L’article 2261 suivant précise que pour pouvoir prescrire, il faut une possession continue et non interrompue, paisible, publique, non équivoque, et à titre de propriétaire.
L’article 2262 ajoute que les actes de pure faculté et ceux de simple tolérance ne peuvent fonder ni possession ni prescription.
L’article 2268 indique encore que ceux qui possèdent pour autrui ne prescrivent jamais par quelque laps de temps que ce soit. Ainsi, le locataire, le dépositaire, l’usufruitier et tous autres qui détiennent précairement le bien ou le droit du propriétaire ne peuvent le prescrire.
Aux termes de l’article 2272 du même code, le délai de prescription requis pour acquérir la propriété immobilière est de trente ans.
Comme le soutiennent les appelants, il est toujours possible de prescrire contre un titre de propriété. En outre, la conscience du possesseur de ne pas être propriétaire est sans incidence sur l’appréciation de son intention de se conduire comme tel.
En l’espèce, les premières assignations délivrées à l’encontre de la Sci Madeleine IV qui se prévaut de la jouissance privative et du syndicat des copropriétaires dont relève la parcelle sont les actes introductifs d’instance en référé du 17 avril 2018. M. et Mme [N] doivent dès lors démontrer qu’ils ont bénéficié de la possession répondant aux critères posés par l’article 2261 depuis au moins le 17 avril 1988.
Il convient de relever à titre liminaire qu’ils ne sollicitent pas la reconnaissance de droits sur une partie d’un lot de la copropriété, le lot n°14 mais la pleine propriété du terrain.

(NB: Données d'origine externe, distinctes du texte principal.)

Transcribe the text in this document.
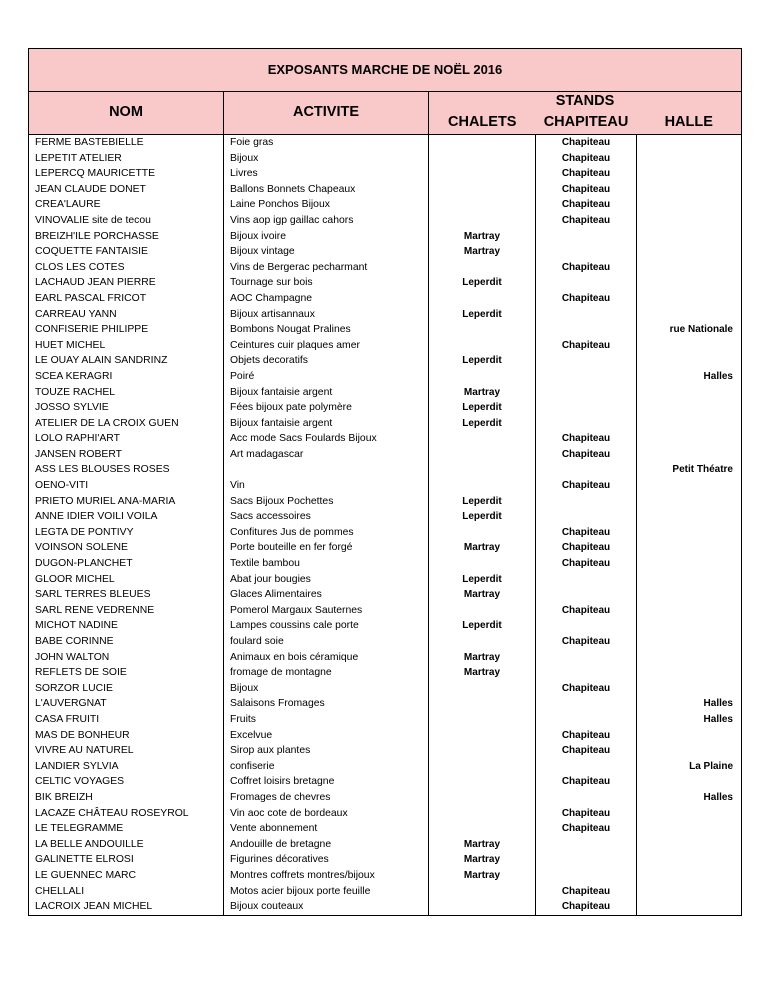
EXPOSANTS MARCHE DE NOËL 2016				
NOM	ACTIVITE	STANDS		
		CHALETS	CHAPITEAU	HALLE
FERME BASTEBIELLE	Foie gras		Chapiteau	
LEPETIT ATELIER	Bijoux		Chapiteau	
LEPERCQ MAURICETTE	Livres		Chapiteau	
JEAN CLAUDE DONET	Ballons Bonnets Chapeaux		Chapiteau	
CREA'LAURE	Laine Ponchos Bijoux		Chapiteau	
VINOVALIE site de tecou	Vins aop igp gaillac cahors		Chapiteau	
BREIZH'ILE PORCHASSE	Bijoux ivoire	Martray		
COQUETTE FANTAISIE	Bijoux vintage	Martray		
CLOS LES COTES	Vins de Bergerac pecharmant		Chapiteau	
LACHAUD JEAN PIERRE	Tournage sur bois	Leperdit		
EARL PASCAL FRICOT	AOC Champagne		Chapiteau	
CARREAU YANN	Bijoux artisannaux	Leperdit		
CONFISERIE PHILIPPE	Bombons Nougat Pralines			rue Nationale
HUET MICHEL	Ceintures cuir plaques amer		Chapiteau	
LE OUAY ALAIN SANDRINZ	Objets decoratifs	Leperdit		
SCEA KERAGRI	Poiré			Halles
TOUZE RACHEL	Bijoux fantaisie argent	Martray		
JOSSO SYLVIE	Fées bijoux pate polymère	Leperdit		
ATELIER DE LA CROIX GUEN	Bijoux fantaisie argent	Leperdit		
LOLO RAPHI'ART	Acc mode Sacs Foulards Bijoux		Chapiteau	
JANSEN ROBERT	Art madagascar		Chapiteau	
ASS LES BLOUSES ROSES				Petit Théatre
OENO-VITI	Vin		Chapiteau	
PRIETO MURIEL ANA-MARIA	Sacs Bijoux Pochettes	Leperdit		
ANNE IDIER VOILI VOILA	Sacs accessoires	Leperdit		
LEGTA DE PONTIVY	Confitures Jus de pommes		Chapiteau	
VOINSON SOLENE	Porte bouteille en fer forgé	Martray	Chapiteau	
DUGON-PLANCHET	Textile bambou		Chapiteau	
GLOOR MICHEL	Abat jour bougies	Leperdit		
SARL TERRES BLEUES	Glaces Alimentaires	Martray		
SARL RENE VEDRENNE	Pomerol Margaux Sauternes		Chapiteau	
MICHOT NADINE	Lampes coussins cale porte	Leperdit		
BABE CORINNE	foulard soie		Chapiteau	
JOHN WALTON	Animaux en bois céramique	Martray		
REFLETS DE SOIE	fromage de montagne	Martray		
SORZOR LUCIE	Bijoux		Chapiteau	
L'AUVERGNAT	Salaisons Fromages			Halles
CASA FRUITI	Fruits			Halles
MAS DE BONHEUR	Excelvue		Chapiteau	
VIVRE AU NATUREL	Sirop aux plantes		Chapiteau	
LANDIER SYLVIA	confiserie			La Plaine
CELTIC VOYAGES	Coffret loisirs bretagne		Chapiteau	
BIK BREIZH	Fromages de chevres			Halles
LACAZE CHÂTEAU ROSEYROL	Vin aoc cote de bordeaux		Chapiteau	
LE TELEGRAMME	Vente abonnement		Chapiteau	
LA BELLE ANDOUILLE	Andouille de bretagne	Martray		
GALINETTE ELROSI	Figurines décoratives	Martray		
LE GUENNEC MARC	Montres coffrets montres/bijoux	Martray		
CHELLALI	Motos acier bijoux porte feuille		Chapiteau	
LACROIX JEAN MICHEL	Bijoux couteaux		Chapiteau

En outre, la lecture de l’acte de vente des lots n°9, 10 et 16 du 16 mai 1992 à leur profit met en évidence l’absence de droit consenti sur la parcelle voisine. La seule précision apportée est celle qui est relative à l’accès direct à la voie communale pour les lots acquis. Compte tenu du délai pour prescrire, ils doivent démontrer la possession du terrain revendiqué avant même cette acquisition, alors qu’ils n’étaient que locataires de M. [X] des biens correspondant à ces lots plus de quatre années auparavant.
Quant à la contenance du terrain dont la propriété est discutée, M. et Mme [N] demandent la reconnaissance de leur qualité de propriétaire de la parcelle visée au constat de Me [P] [Z] en date du 2 mars 2018.

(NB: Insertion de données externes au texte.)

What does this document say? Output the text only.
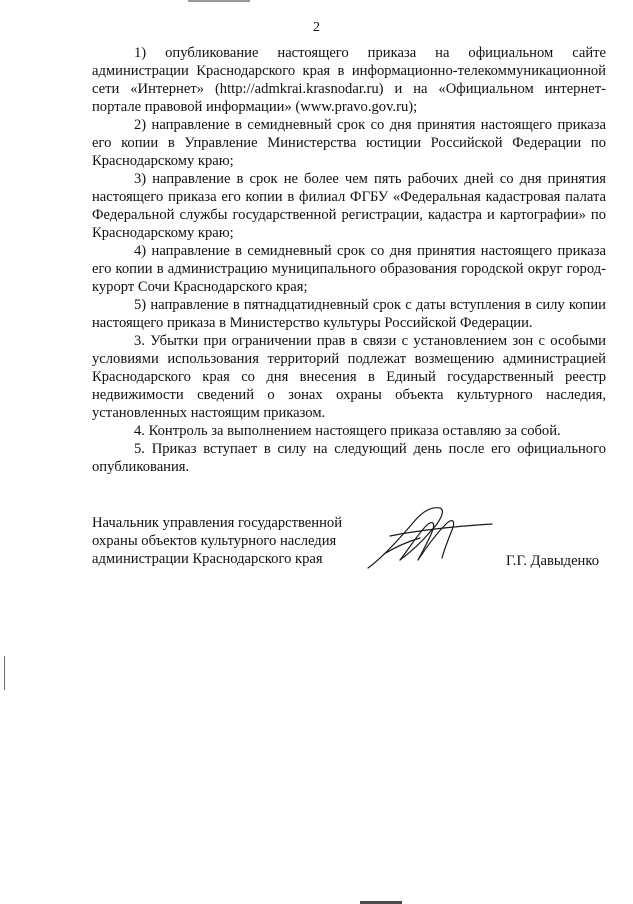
2

1) опубликование настоящего приказа на официальном сайте администрации Краснодарского края в информационно-телекоммуникационной сети «Интернет» (http://admkrai.krasnodar.ru) и на «Официальном интернет-портале правовой информации» (www.pravo.gov.ru);

2) направление в семидневный срок со дня принятия настоящего приказа его копии в Управление Министерства юстиции Российской Федерации по Краснодарскому краю;

3) направление в срок не более чем пять рабочих дней со дня принятия настоящего приказа его копии в филиал ФГБУ «Федеральная кадастровая палата Федеральной службы государственной регистрации, кадастра и картографии» по Краснодарскому краю;

4) направление в семидневный срок со дня принятия настоящего приказа его копии в администрацию муниципального образования городской округ город-курорт Сочи Краснодарского края;

5) направление в пятнадцатидневный срок с даты вступления в силу копии настоящего приказа в Министерство культуры Российской Федерации.

3. Убытки при ограничении прав в связи с установлением зон с особыми условиями использования территорий подлежат возмещению администрацией Краснодарского края со дня внесения в Единый государственный реестр недвижимости сведений о зонах охраны объекта культурного наследия, установленных настоящим приказом.

4. Контроль за выполнением настоящего приказа оставляю за собой.

5. Приказ вступает в силу на следующий день после его официального опубликования.

Начальник управления государственной
охраны объектов культурного наследия
администрации Краснодарского края	Г.Г. Давыденко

L’huissier de justice a matérialisé sur un plan la parcelle formant approximativement un L inversé à l’entrée de la copropriété, sur la gauche.
Il a également, en réalité, sous le titre 2 intitulé «'Parcelle acquise par usucapion'», retenu les propos de Mme [TF] en sa qualité de gérante de la Sci Madeleine IV dans ces conditions': «'Je lui demande à nouveau, si elle bénéficie d’une décision de justice pour l’évacuation des effets des époux [N]. Elle me confirme qu’elle n’a pas besoin de décision puisqu’elle est propriétaire'».
Les photographies démontrent la présence d’un ensemble de déchets de tous types, de tôles, de tas de bois et la présence de la voiture déclarée comme étant celle de M. [N].
M. et Mme [N] doivent établir que la possession a été continue et non interrompue, paisible, publique, non équivoque, et à titre de propriétaire depuis 30 ans soit depuis au moins le 17 avril 1988.
La pièce n°2 est dépourvue de portée probatoire': il s’agit de la copie d’un mot manuscrit émanant de Mme [V] [SK] qui aurait été rédigé à [Localité 20] le 20 juin 2007 par lequel l’intéressée donne à bail le four à pain à M. [N]. Ce document n’est assorti d’aucun élément permettant d’en vérifier l’authenticité. Il n’est pas signé'; l’écriture et l’identité de l’autrice ne sont pas établies de façon certaine. Cette pièce ne peut constituer un indice particulier.
Il ne peut l’être d’autant plus que l’arrêt du 14 novembre 2011 de la cour d’appel de Paris, produit par M. et Mme [N], permet de vérifier que Mme [SK] est une dame née le 31 décembre 1923 à [Localité 19] et domiciliée à [Localité 18] en Ehpad, prise en charge par le service des urgences pour une orientation en gériatrie le 24 mai 2010 qui était connue par les services sociaux du secteur depuis 2007 en raison notamment de conditions de vie dégradées.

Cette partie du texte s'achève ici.